Recipe: Fresh Tomato Basil Sauce

  • 6 large red-ripe tomatoes
  • ¼ - ⅓ cup extra-virgin olive oil, plus extra for drizzling
  • 2-3 garlic cloves, peeled and minced
  • Pinch of red chile pepper flakes
  • 5-6 large fresh basil leaves
  • Salt to taste

-Remove the stems of the tomatoes and cut in half crosswise. If using regular round tomatoes, remove most of the seeds, using your fingers.  These tomatoes tend to have excess liquid and seeds. Cut the tomatoes into quarters. Heat the extra virgin olive oil in a large skillet over moderate heat. Add the garlic and red chile flakes. As soon as the garlic gives off its aroma and becomes opaque, add the tomatoes. Cook over high heat until the tomatoes begin to thicken. Use a wooden spoon to stir and help break up the tomato pulp. Add the basil, either whole or roughly chopped, and salt. When the sauce is cooked, remove it from the heat and put it through a food mill using the medium disk. This will remove the skins and create a completely smooth texture. If you don’t have a food mill use a whisk to remove the skins.

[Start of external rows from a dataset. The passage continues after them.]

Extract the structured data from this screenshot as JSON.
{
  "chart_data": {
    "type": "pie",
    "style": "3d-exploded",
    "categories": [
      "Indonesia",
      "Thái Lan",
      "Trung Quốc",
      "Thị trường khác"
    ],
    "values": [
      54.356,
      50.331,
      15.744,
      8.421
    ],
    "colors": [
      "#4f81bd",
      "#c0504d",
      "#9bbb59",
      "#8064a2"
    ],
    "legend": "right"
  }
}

Recipe: Chunky Tomato Sauce

  • 6 large red-ripe tomatoes
  • ¼ - ⅓ cup extra-virgin olive oil, plus extra for drizzling
  • 2-3 garlic cloves, peeled and minced
  • Pinch of red chile pepper flakes
  • 2 large fresh basil leaves
  • Salt to taste

-Bring a small pot of water to boil. While you’re waiting for it to boil, put some ice in a bowl and add water so you create a water bath to plunge the hot tomatoes. Once the water comes to a boil, add the tomatoes one at a time. When the water returns to the boil, count to 10 and then remove it and put it in the ice water. Continue until all tomatoes have been blanched.

-Cut out the stem end and pull off the now loosened skins. 

-Discard the ice water. 

-Cut each peeled tomato in half through the equator. Squeeze out and discard the seeds. Or you can simply use a finger to dislodge the seeds.  

-Dice the peeled and seeded tomatoes.

-Heat the extra-virgin olive oil in a skillet over moderate heat. Add the garlic and red chile flakes. As soon as the garlic gives off its aroma and becomes opaque, add the chopped tomatoes, the basil, and salt. Cover the pan and cook over medium heat until the tomatoes give up their juice.

-Remove the lid and cook the sauce over medium-high heat, stirring occasionally until the tomatoes begin to thicken. If you need to, use a wooden spoon or a potato masher to stir and help break up the tomatoes.